1. Creating a robot
  2. Accessing the robot's info
  3. Example starting robot

1. Creating a robot

This is the basic structure of every robot file:

class Robot:
    def act(self, game):
        return [<some action>, <params>]

At the beginning of the game, the system creates one instance of your Robot class. This means that class variables and your module's global variables are shared between calls. Every turn the system calls that single instance's act method once for each of your robots to determine its next action. (Again, please read the rules first.) The method should return one of:

['move', (x, y)]
['attack', (x, y)]
['guard']
['suicide']

If act throws an exception or returns an invalid command, the robot will simply guard, but if it times out too many times then it will be forced to surrender the match. Please see Security for those details.


2. Accessing the robot's info

Every robot, including self, has the following properties exposed:

  • location — the robot's location as a tuple (x, y)
  • hp — the robot's health as an int
  • player_id — the robot's player_id (what "team" it belongs to)
  • robot_id — a unique number identifying each robot (only available for robots on your team)

For example, to access the current robot's HP, you would write self.hp.

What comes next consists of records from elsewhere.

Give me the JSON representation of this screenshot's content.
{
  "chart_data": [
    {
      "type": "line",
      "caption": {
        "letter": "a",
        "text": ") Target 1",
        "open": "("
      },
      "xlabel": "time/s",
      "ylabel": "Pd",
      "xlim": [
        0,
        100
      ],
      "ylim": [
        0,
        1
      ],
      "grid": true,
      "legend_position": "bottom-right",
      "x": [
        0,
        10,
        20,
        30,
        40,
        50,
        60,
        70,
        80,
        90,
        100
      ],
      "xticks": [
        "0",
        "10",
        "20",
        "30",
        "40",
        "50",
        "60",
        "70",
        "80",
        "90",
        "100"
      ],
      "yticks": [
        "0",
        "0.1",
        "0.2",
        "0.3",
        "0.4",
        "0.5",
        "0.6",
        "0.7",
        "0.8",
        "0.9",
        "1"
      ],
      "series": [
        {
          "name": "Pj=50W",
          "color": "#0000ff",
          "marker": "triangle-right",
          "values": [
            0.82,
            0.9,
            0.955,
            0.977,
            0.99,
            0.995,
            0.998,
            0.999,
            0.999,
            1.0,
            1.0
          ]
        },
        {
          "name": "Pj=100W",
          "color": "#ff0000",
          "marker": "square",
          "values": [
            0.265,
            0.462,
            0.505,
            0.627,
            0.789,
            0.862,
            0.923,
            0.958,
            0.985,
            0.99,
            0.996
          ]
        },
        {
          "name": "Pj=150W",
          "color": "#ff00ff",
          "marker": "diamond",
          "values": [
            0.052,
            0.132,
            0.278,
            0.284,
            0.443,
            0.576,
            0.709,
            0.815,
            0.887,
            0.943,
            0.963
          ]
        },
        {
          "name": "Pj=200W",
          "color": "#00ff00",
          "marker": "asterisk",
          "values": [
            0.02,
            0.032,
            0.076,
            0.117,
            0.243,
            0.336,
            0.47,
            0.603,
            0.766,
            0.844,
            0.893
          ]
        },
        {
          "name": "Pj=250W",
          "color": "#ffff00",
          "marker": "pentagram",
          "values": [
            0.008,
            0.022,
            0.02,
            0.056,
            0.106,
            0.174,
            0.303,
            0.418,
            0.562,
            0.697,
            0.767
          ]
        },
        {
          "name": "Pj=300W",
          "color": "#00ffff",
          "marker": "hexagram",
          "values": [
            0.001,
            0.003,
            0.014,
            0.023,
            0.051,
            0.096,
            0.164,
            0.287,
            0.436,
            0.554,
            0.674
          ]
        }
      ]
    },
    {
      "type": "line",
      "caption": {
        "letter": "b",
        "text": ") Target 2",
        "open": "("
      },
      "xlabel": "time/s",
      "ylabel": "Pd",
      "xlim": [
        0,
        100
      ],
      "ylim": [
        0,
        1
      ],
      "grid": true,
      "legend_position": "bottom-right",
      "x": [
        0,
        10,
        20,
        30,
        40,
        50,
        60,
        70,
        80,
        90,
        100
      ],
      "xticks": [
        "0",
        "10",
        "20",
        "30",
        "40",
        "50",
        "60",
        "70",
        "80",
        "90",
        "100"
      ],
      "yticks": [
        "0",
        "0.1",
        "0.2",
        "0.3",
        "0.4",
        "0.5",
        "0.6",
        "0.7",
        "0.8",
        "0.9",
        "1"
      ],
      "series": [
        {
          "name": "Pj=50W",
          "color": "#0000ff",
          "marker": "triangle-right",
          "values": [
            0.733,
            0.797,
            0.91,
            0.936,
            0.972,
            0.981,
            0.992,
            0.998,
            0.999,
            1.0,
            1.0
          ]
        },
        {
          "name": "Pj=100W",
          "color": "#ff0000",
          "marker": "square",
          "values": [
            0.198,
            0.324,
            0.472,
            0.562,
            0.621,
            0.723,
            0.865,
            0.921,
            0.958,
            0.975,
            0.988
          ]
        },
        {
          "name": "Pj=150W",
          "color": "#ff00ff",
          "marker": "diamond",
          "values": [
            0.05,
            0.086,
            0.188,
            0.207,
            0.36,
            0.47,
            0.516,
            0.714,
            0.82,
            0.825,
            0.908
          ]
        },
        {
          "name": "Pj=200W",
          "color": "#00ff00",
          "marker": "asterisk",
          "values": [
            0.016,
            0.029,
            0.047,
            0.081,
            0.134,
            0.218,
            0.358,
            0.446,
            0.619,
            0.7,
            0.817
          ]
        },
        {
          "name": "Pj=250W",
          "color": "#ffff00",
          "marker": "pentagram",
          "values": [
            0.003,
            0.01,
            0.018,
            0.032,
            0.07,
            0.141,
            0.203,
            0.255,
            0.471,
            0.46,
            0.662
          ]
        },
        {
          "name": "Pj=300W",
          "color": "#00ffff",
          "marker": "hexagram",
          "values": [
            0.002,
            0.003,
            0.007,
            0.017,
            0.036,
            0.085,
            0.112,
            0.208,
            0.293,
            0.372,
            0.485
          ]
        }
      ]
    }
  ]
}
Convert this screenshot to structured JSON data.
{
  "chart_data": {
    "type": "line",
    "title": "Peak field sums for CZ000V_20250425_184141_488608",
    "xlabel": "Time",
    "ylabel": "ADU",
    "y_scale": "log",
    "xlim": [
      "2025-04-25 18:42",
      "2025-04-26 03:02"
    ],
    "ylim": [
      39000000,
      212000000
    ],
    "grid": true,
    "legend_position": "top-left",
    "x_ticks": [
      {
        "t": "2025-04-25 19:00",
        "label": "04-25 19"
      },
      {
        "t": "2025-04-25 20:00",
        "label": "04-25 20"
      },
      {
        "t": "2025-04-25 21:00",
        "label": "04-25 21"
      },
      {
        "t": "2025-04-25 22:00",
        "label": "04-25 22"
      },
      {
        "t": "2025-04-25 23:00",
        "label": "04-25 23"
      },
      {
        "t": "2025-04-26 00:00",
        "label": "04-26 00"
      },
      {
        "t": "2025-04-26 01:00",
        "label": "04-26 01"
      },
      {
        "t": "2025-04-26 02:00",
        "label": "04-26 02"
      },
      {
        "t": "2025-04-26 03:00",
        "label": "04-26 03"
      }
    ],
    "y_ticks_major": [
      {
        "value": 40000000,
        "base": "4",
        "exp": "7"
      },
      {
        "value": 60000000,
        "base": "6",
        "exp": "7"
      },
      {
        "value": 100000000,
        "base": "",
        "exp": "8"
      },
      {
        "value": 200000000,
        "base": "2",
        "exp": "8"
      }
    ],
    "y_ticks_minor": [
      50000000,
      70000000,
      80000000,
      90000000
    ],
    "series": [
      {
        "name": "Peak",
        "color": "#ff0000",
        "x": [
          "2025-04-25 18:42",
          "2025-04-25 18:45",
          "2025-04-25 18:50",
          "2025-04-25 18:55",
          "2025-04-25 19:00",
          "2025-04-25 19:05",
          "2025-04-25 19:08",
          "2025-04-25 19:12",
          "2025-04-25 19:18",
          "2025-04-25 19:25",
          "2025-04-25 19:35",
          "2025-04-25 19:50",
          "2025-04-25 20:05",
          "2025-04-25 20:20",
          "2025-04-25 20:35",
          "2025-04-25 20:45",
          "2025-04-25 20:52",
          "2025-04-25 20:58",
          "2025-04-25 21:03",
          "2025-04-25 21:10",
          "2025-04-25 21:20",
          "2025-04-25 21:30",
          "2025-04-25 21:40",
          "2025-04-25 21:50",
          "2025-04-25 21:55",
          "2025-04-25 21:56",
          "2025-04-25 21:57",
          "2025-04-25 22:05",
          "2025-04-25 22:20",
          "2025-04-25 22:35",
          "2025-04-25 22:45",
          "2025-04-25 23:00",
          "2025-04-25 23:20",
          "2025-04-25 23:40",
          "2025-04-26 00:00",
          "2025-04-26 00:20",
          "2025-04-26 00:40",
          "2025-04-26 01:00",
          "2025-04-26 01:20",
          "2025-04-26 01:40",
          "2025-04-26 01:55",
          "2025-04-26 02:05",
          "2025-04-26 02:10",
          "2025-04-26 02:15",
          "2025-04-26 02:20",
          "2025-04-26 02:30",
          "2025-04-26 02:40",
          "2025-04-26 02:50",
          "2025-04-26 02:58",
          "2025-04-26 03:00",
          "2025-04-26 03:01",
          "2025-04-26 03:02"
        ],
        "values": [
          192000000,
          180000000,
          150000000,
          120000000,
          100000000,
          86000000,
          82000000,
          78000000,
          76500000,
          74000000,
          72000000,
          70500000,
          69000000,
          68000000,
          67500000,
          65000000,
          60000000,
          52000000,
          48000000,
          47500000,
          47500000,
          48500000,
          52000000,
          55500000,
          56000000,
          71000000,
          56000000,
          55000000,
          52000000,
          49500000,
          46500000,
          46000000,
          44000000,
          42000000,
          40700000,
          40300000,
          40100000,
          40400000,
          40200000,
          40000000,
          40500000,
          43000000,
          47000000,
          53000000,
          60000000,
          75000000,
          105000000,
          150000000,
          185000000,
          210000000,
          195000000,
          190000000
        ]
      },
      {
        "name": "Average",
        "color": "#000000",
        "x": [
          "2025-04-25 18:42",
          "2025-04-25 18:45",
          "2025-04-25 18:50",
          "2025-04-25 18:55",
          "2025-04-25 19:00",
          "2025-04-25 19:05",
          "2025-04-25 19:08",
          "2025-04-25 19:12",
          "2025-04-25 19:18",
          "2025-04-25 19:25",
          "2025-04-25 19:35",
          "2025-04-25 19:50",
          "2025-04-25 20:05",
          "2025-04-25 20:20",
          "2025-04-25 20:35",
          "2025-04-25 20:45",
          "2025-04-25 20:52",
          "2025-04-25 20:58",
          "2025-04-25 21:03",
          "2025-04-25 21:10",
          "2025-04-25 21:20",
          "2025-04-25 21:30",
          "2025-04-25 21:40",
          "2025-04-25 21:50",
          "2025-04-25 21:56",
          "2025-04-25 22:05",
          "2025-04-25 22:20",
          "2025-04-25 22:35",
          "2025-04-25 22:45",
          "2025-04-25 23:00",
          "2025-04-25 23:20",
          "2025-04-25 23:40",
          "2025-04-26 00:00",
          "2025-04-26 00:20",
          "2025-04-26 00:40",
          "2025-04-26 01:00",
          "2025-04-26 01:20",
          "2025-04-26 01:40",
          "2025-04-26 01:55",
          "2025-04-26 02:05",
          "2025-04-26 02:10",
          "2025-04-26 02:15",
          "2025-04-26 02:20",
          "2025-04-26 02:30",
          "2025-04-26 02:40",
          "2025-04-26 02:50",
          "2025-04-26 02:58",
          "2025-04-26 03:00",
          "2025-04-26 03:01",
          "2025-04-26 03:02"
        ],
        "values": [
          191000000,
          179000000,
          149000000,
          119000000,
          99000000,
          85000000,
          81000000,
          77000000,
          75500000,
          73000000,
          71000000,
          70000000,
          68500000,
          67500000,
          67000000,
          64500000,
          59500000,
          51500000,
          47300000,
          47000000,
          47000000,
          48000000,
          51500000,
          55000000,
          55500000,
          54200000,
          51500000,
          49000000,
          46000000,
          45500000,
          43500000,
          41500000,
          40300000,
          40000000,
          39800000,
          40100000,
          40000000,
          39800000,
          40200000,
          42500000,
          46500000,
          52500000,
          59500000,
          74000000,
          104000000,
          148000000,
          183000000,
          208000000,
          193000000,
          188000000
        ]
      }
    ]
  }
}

Every turn, the system calls your act method, passing it a game parameter set to the following structure:

{
    # a dictionary of all robots on the field mapped
    # by {location: robot}
    'robots': {
        (x1, y1): {
            'location': (x1, y1),
            'hp': hp,
            'player_id': player_id,

            # only if the robot is on your team
            'robot_id': robot_id
        },

        # ...and the rest of the robots
    },

    # number of turns passed (starts at 0)
    'turn': turn
}

game and every robot in game['robots'] are instances of a special type of dict where you can access values using attributes. This is to make writing code faster. So, the following are equivalent:

game['robots'][location]['hp']
game['robots'][location].hp
game.robots[location].hp

Here's a quick example to print out the location of any robots that are on your team:

class Robot:
    def act(self, game):
        for loc, robot in game.robots.items():
            if robot.player_id == self.player_id:
                print loc

3. Example starting robot

Here's a simple robot to use as a starting point. It looks for any enemies around and attacks them. Otherwise, it tries to move to the center.

import rg

class Robot:
    def act(self, game):
        # if we're in the center, stay put
        if self.location == rg.CENTER_POINT:
            return ['guard']

        # if there are enemies around, attack them
        for loc, bot in game.robots.iteritems():
            if bot.player_id != self.player_id:
                if rg.dist(loc, self.location) <= 1:
                    return ['attack', loc]

        # move toward the center
        return ['move', rg.toward(self.location, rg.CENTER_POINT)]

As you can see, there is a module called rg being used. We'll look at this next.

Implementation detail: only one instance of your robot is created each game, so you can store persistent data in your instance variables.